Looking down the blog posts at H&R today, a free speech theme has emerged. In the Sunday Washington Post, conservative columnist George Will discussed how "progressive" fundamentalists use "hate speech" regulations to shut up people they "hate"– uh, I mean, with whom they disagree. In Oakland, Ca., Will reports:
Some African American Christian women working for Oakland's government organized the Good News Employee Association (GNEA), which they announced with a flier describing their group as "a forum for people of Faith to express their views on the contemporary issues of the day. With respect for the Natural Family, Marriage and Family Values."
The flier was distributed after other employees' groups, including those advocating gay rights, had advertised their political views and activities on the city's e-mail system and bulletin board. When the GNEA asked for equal opportunity to communicate by that system and that board, it was denied. Furthermore, the flier they posted was taken down and destroyed by city officials, who declared it "homophobic" and disruptive.
The city government said the flier was "determined" to promote harassment based on sexual orientation. The city warned that the flier and communications like it could result in disciplinary action "up to and including termination."
Effectively, the city has proscribed any speech that even one person might say questioned the gay rights agenda and therefore created what that person felt was a "hostile" environment. This, even though gay rights advocates used the city's communication system to advertise "Happy Coming Out Day." Yet the terms "natural family," "marriage" and "family values" are considered intolerably inflammatory.

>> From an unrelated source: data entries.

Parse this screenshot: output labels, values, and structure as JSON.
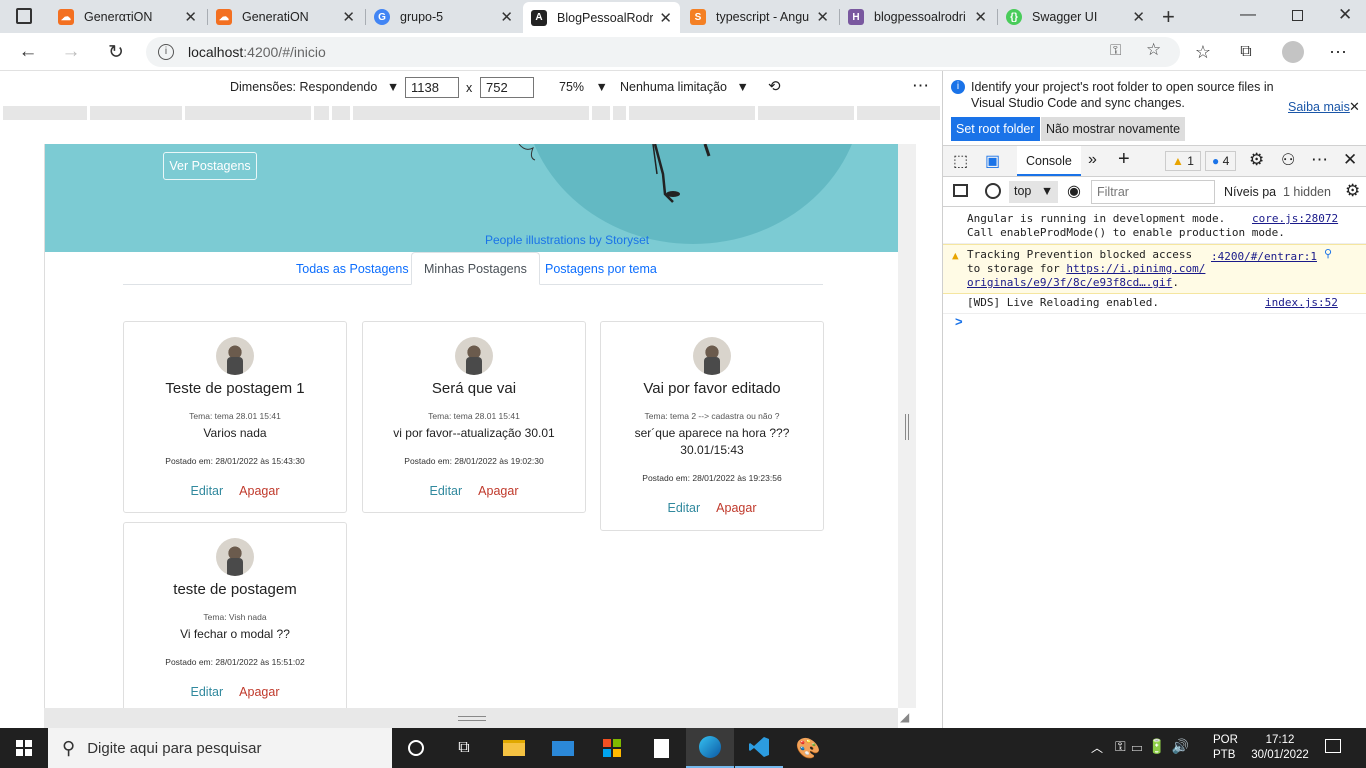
{
  "browser": {
    "tabs": [
      {
        "label": "GenerατiON",
        "icon": "cloud-icon",
        "color": "#f37021"
      },
      {
        "label": "GeneratiON",
        "icon": "cloud-icon",
        "color": "#f37021"
      },
      {
        "label": "grupo-5",
        "icon": "google-icon",
        "color": "#4285f4"
      },
      {
        "label": "BlogPessoalRodri",
        "icon": "angular-icon",
        "color": "#222222"
      },
      {
        "label": "typescript - Angu",
        "icon": "stackoverflow-icon",
        "color": "#f48024"
      },
      {
        "label": "blogpessoalrodri",
        "icon": "heroku-icon",
        "color": "#79589f"
      },
      {
        "label": "Swagger UI",
        "icon": "swagger-icon",
        "color": "#49cc5a"
      }
    ],
    "url_host": "localhost",
    "url_rest": ":4200/#/inicio"
  },
  "device_toolbar": {
    "dimensions_label": "Dimensões: Respondendo",
    "width": "1138",
    "height": "752",
    "times": "x",
    "zoom": "75%",
    "throttle": "Nenhuma limitação"
  },
  "page": {
    "hero_button": "Ver Postagens",
    "credit": "People illustrations by Storyset",
    "tabs": [
      "Todas as Postagens",
      "Minhas Postagens",
      "Postagens por tema"
    ],
    "posts": [
      {
        "title": "Teste de postagem 1",
        "theme": "Tema: tema 28.01 15:41",
        "text": "Varios nada",
        "date": "Postado em: 28/01/2022 às 15:43:30",
        "edit": "Editar",
        "delete": "Apagar"
      },
      {
        "title": "Será que vai",
        "theme": "Tema: tema 28.01 15:41",
        "text": "vi por favor--atualização 30.01",
        "date": "Postado em: 28/01/2022 às 19:02:30",
        "edit": "Editar",
        "delete": "Apagar"
      },
      {
        "title": "Vai por favor editado",
        "theme": "Tema: tema 2 --> cadastra ou não ?",
        "text": "ser´que aparece na hora ??? 30.01/15:43",
        "date": "Postado em: 28/01/2022 às 19:23:56",
        "edit": "Editar",
        "delete": "Apagar"
      },
      {
        "title": "teste de postagem",
        "theme": "Tema: Vish nada",
        "text": "Vi fechar o modal ??",
        "date": "Postado em: 28/01/2022 às 15:51:02",
        "edit": "Editar",
        "delete": "Apagar"
      }
    ]
  },
  "devtools": {
    "info_text": "Identify your project's root folder to open source files in Visual Studio Code and sync changes.",
    "learn_more": "Saiba mais",
    "set_root": "Set root folder",
    "dont_show": "Não mostrar novamente",
    "console_tab": "Console",
    "warn_count": "1",
    "msg_count": "4",
    "context": "top",
    "filter_placeholder": "Filtrar",
    "levels": "Níveis pac",
    "hidden": "1 hidden",
    "messages": [
      {
        "text1": "Angular is running in development mode.",
        "text2": "Call enableProdMode() to enable production mode.",
        "source": "core.js:28072"
      },
      {
        "text1": "Tracking Prevention blocked access",
        "text2": "to storage for",
        "link": "https://i.pinimg.com/",
        "text3": "originals/e9/3f/8c/e93f8cd….gif",
        "text3_tail": ".",
        "source": ":4200/#/entrar:1"
      },
      {
        "text1": "[WDS] Live Reloading enabled.",
        "source": "index.js:52"
      }
    ],
    "prompt": ">"
  },
  "taskbar": {
    "search_placeholder": "Digite aqui para pesquisar",
    "lang1": "POR",
    "lang2": "PTB",
    "time": "17:12",
    "date": "30/01/2022"
  }
}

The treatment of the GNEA illustrates one technique by which America's growing ranks of self-appointed speech police expand their reach: They wait until groups they disagree with, such as the GNEA, are provoked to respond to them in public debates, then they persecute them for annoying those to whom they are responding. In Oakland, this dialectic of censorship proceeded on a reasonable premise joined to a preposterous theory.
The premise is that city officials are entitled to maintain workplace order and decorum. The theory is that government supervisors have such unbridled power of prior restraint on speech in the name of protecting order and decorum that they can nullify the First Amendment by declaring that even the mild text of the GNEA flier is inherently disruptive.
The flier supposedly violated the city regulation prohibiting "discrimination and/or harassment based on sexual orientation." The only cited disruption was one lesbian's complaint that the flier made her feel "targeted" and "excluded." So anyone has the power to be a censor just by saying someone's speech has hurt his or her feelings.
Sigh. Why can't we all just get along? You can say any damned thing that you want and I can say any damned thing I want in response. Just so long as it doesn't disturb our cubicle mates as they type on their computer keyboards. Or better yet, we can agree to stop talking to each other and maintain a mutually disapproving social silence.
One of the best books on the progressives' war against free speech is reason contributor Jonathan Rauch's Kindly Inquisitors: The New Attacks on Free Thought. Reviewed here in reason.
The whole Will column is here.
Disclosure: My wife and I are members of Equality Virginia and contributed somewhere between $500 and $1000 to EV's campaign to defeat a state constitutional amendment banning gay marriage. Even though I disagree with them, those Oakland ladies should be allowed to say what they think.